Timing the market is to "buy the dip" when the stocks are low and sell them when they spike. The good news is that it makes you filthy rich, the bad news is that you can't time the market. And I am not joking. This is basically playing Roulette. If you consistently place your bets on the right number, you become filthy rich (or are thrown out of the casino), but that's theoretically impossible. And while a casino game is probabilistic, the market is actually fighting against you, adapting to strategies and making them obsolete in days (if not in minutes, considering you are competing with AI algorithms run by companies betting billions).

Investing long is what I described above. You take your savings (which come after you've bought your house, saved some in the bank and you have a comfortable sum left to live on) and you buy either diverse stocks from the top 500 or ETF (Exchange traded fund) which does this for you, for a small percentage. Invesco QQQ from above is an ETF, for example. And you do it with your monthly savings, every month. And you leave it alone. And you count your money (or lack thereof) when you retire.

That being said, there is a lot to learn about trading. The statistical indicators, what they mean, the math, the taxes, the way to investigate companies, how to structure your portfolio, the information sources, the gotchas, the various people and tricks that want to manipulate you and/or the market so that they make the money.

  Trading for a Living is a pack of four different books, but of similar design:

  • The Best Trading Lessons of Jesse Livermore
    • contains quotes from Jesse Livermore and a short translation/analysis from Frank Marshall for each
  • Expert Trader: 93 Trading Lessons of Richard Wyckoff
    • contains quotes from Richard Wyckoff and a short translation/analysis from Frank Marshall for each
  • Secrets of Trading Performance
    • a list of 10 principles to help you get in the mindset of a day trader
  • Trading Essentials
    • a list of 20 principles to help you get in the mindset of a day trader

On the surface of it, you might say that this is not a book at all, just a collection of random musings from Frank Marshall. However, it does offer a direct and clear entry in the world of trading. As a complete noob in the business, I thought it was useful, if only as a browse-through and a reference book.

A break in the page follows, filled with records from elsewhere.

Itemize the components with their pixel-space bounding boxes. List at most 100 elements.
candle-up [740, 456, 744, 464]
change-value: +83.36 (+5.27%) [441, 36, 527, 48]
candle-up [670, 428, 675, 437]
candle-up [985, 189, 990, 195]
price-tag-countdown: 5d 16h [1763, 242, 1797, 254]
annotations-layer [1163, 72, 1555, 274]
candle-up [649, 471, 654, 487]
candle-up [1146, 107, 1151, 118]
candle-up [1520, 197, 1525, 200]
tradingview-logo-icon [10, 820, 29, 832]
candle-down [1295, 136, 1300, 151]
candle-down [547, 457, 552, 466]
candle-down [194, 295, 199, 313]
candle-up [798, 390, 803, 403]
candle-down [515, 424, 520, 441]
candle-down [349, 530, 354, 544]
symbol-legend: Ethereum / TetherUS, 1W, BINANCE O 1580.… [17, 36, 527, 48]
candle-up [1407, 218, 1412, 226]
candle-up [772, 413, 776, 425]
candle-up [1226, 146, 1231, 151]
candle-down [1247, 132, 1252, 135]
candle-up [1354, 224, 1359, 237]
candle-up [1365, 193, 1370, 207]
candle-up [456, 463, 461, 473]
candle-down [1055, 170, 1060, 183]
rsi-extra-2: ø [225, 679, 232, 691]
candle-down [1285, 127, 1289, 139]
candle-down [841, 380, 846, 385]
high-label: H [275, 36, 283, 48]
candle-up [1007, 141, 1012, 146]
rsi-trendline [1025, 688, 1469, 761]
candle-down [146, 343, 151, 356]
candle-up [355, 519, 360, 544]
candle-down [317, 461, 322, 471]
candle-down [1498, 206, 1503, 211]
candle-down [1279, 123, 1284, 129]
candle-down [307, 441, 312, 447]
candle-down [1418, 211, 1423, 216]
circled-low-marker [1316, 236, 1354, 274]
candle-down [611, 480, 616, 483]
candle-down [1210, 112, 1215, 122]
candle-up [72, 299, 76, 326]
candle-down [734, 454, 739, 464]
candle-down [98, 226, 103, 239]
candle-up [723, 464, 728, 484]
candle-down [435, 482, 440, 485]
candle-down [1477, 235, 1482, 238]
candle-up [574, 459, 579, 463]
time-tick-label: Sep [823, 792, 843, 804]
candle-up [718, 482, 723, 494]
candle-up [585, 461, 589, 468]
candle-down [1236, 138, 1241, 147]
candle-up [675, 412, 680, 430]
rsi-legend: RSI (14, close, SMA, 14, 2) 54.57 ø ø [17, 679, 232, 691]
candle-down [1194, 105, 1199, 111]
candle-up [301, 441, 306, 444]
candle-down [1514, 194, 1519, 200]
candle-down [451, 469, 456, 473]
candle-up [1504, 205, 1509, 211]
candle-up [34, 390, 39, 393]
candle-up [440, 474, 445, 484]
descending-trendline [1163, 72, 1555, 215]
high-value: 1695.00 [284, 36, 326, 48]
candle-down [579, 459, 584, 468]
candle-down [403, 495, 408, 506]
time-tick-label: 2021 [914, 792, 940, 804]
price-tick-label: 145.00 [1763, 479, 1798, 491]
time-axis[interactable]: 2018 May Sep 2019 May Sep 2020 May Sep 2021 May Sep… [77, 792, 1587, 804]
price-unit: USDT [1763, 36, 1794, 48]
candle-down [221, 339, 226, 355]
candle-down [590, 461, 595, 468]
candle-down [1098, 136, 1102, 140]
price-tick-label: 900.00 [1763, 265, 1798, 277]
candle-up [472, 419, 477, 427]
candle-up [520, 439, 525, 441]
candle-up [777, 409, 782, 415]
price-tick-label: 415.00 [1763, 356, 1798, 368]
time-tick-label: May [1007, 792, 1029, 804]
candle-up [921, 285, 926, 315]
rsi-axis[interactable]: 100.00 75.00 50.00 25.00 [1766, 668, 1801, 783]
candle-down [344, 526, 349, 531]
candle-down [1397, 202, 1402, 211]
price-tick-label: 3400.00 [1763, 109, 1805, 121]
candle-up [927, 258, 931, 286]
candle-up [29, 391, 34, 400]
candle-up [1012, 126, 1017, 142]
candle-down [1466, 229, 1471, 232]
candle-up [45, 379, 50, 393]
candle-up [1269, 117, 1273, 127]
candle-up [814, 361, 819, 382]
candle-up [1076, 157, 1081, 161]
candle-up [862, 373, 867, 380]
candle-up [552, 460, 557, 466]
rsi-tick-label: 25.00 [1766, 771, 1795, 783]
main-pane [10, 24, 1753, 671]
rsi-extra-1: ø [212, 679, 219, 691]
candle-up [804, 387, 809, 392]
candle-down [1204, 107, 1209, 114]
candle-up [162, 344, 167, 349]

While I may have the utmost respect for Livermore and Wyckoff, they were trading a century ago. Their insights, even translated by a modern trader, don't mean much, although the small explaining paragraph from Marshall at the end of each is concise and useful. However, the two small booklets at the end, with the 30 principles in total, are kind of gold. And not gold in the sense of "read those and you will get rich!", but because they are honestly telling you:

  • trading is HARD, because it depends on you finding an edge over everybody else (you only win because someone else loses)
  • trading is discipline, because you need to fight your own urges and emotions and follow an (ever evolving) strategy
  • you need to keep your own mind, body and life in balance (he even recommends meditation and therapy)
  • trading is a job, which needs to be done with the mind, not the heart
  • most people losing big (the 90% that don't make it) usually enter trading with the wrong mindset: trying to prove something, gambling, fear, wanting to get rich fast, etc.
  • trading is hard work: following the trends, interpreting the data, doing math and statistics, etc.
  • you trade because you enjoy it, otherwise you won't make it

Bottom line: Frank Marshall is telling you NOT to pick up trading unless you are really into it. Even these relatively vague advice he gives is prefaced in every book by a disclaimer that you are not to follow it with the expectation that it will automatically make you win money. You need to put in a lot of work to even start making a dent and strong discipline is required to stop yourself from going in too deep and never coming back up.